Elon Musk Has Announced The Price Of Blue Ticks On Twitter – $8

High-profile Twitter users will almost certainly have to pay $8 per month to keep or acquire their blue checkmarks, which the platform has long used to identify users whose identities have been verified.

Elon Musk, the new owner, stated that “Twitter’s current lords and peasants system for who has or does not have a blue checkmark is bullshit.” Power to the people! Blue for $8 per month.”

While some users, including Stephen King, have objected to the idea of charging for something that was previously free, Musk stated that those who pay will receive priority “in replies, mentions, and search,” which he claims is necessary to reduce spam, as well as the ability to post long video and audio and “half as many ads.”

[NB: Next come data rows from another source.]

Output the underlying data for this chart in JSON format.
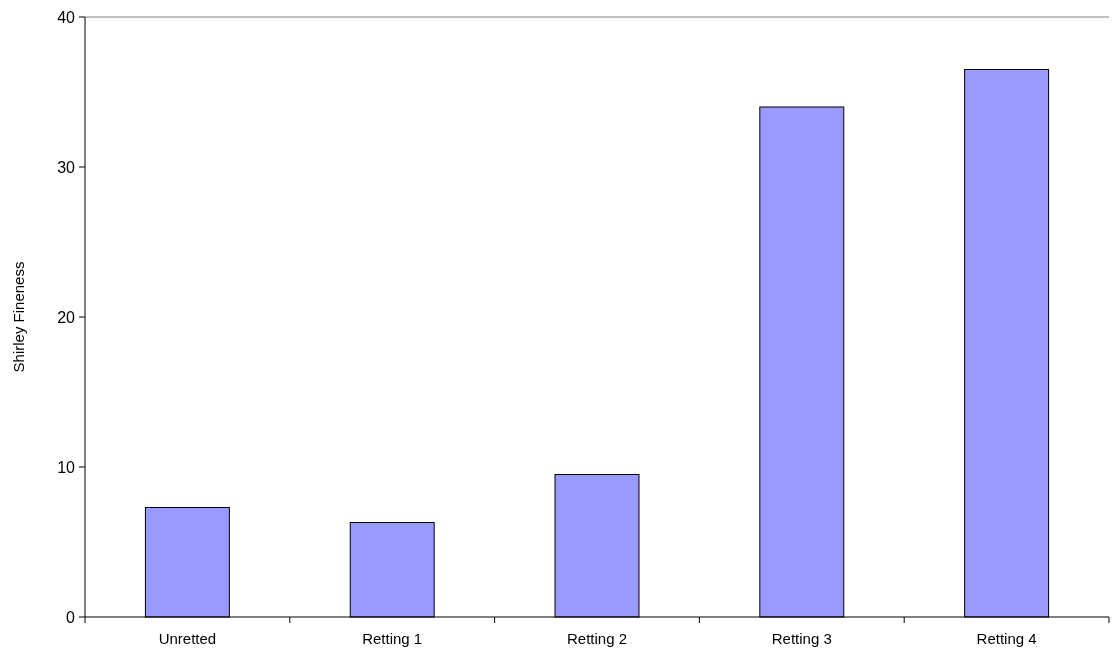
{
  "chart_data": {
    "type": "bar",
    "ylabel": "Shirley Fineness",
    "categories": [
      "Unretted",
      "Retting 1",
      "Retting 2",
      "Retting 3",
      "Retting 4"
    ],
    "values": [
      7.3,
      6.3,
      9.5,
      34,
      36.5
    ],
    "color": "#9999ff",
    "ylim": [
      0,
      40
    ],
    "yticks": [
      0,
      10,
      20,
      30,
      40
    ],
    "grid": false
  }
}
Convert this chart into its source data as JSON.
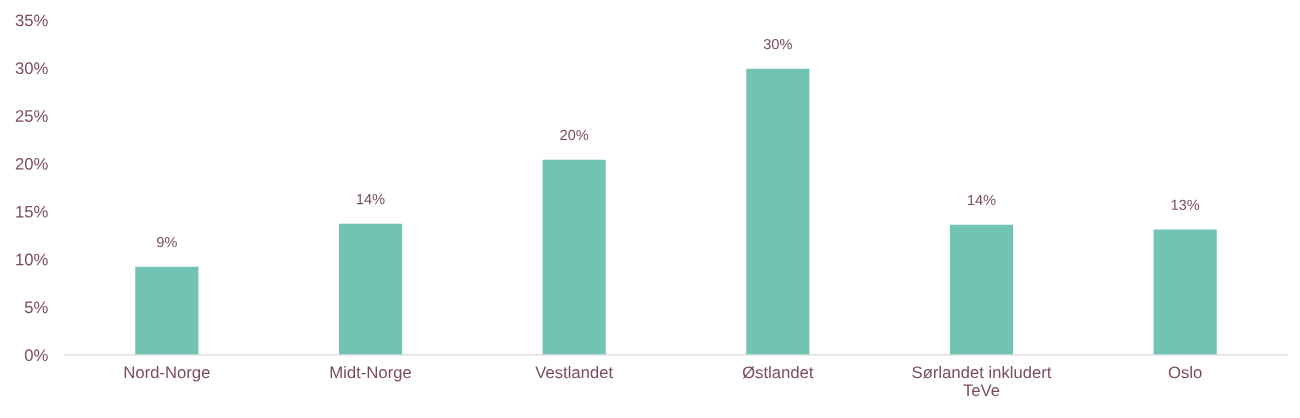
{
  "chart_data": {
    "type": "bar",
    "categories": [
      "Nord-Norge",
      "Midt-Norge",
      "Vestlandet",
      "Østlandet",
      "Sørlandet inkludert\nTeVe",
      "Oslo"
    ],
    "values": [
      9.2,
      13.7,
      20.4,
      29.9,
      13.6,
      13.1
    ],
    "value_labels": [
      "9%",
      "14%",
      "20%",
      "30%",
      "14%",
      "13%"
    ],
    "color": "#71c4b4",
    "ylim": [
      0,
      35
    ],
    "yticks": [
      {
        "value": 0,
        "label": "0%"
      },
      {
        "value": 5,
        "label": "5%"
      },
      {
        "value": 10,
        "label": "10%"
      },
      {
        "value": 15,
        "label": "15%"
      },
      {
        "value": 20,
        "label": "20%"
      },
      {
        "value": 25,
        "label": "25%"
      },
      {
        "value": 30,
        "label": "30%"
      },
      {
        "value": 35,
        "label": "35%"
      }
    ],
    "grid": false,
    "legend": false
  }
}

He also mentioned a “paywall bypass for publishers willing to work with us.”

“Yes, this will destroy the bots,” Musk wrote. “If a paid Blue account engages in spam/scam, that account will be suspended. Essentially, this raises the cost of crime on Twitter by several orders of magnitude.”

In response to revelations of the plans, author Stephen King tweeted, “$20 a month to keep my blue check? Fuck that; they should pay me. If that gets instituted, I am gone like Enron.”

“We need to pay the bills somehow!” Musk responded. Twitter cannot rely solely on advertisers. “How about $8?”

King’s feelings are shared by many other users who were outraged by the decision.  According to some critics, the blue checkmark was never meant to be a status symbol but rather to serve as proof of identity for journalists and public figures on the site.

If the verification of the blue checkmark is replaced by payment, scammers and irony-laced parody accounts can easily impersonate other accounts on Twitter.

Demanding that verified accounts pay Twitter for the right to display a blue checkmark as a result seemed counter-intuitive to many observers; the idea appears to be extremely unpopular, with many users defying it.

For instance, Tea Leoni and Toni Braxton have sworn off Twitter. The platform’s future and whether it would serve as a platform for hate speech were their main concerns.

For Musk’s part, he has been too busy attending Halloween parties and watching his space company launch a massive rocket to take into account all the criticism.

“I will explain the rationale in the longer form before this is implemented,” Musk wrote in his salvo to King. “It is the only way to defeat the bots and trolls.”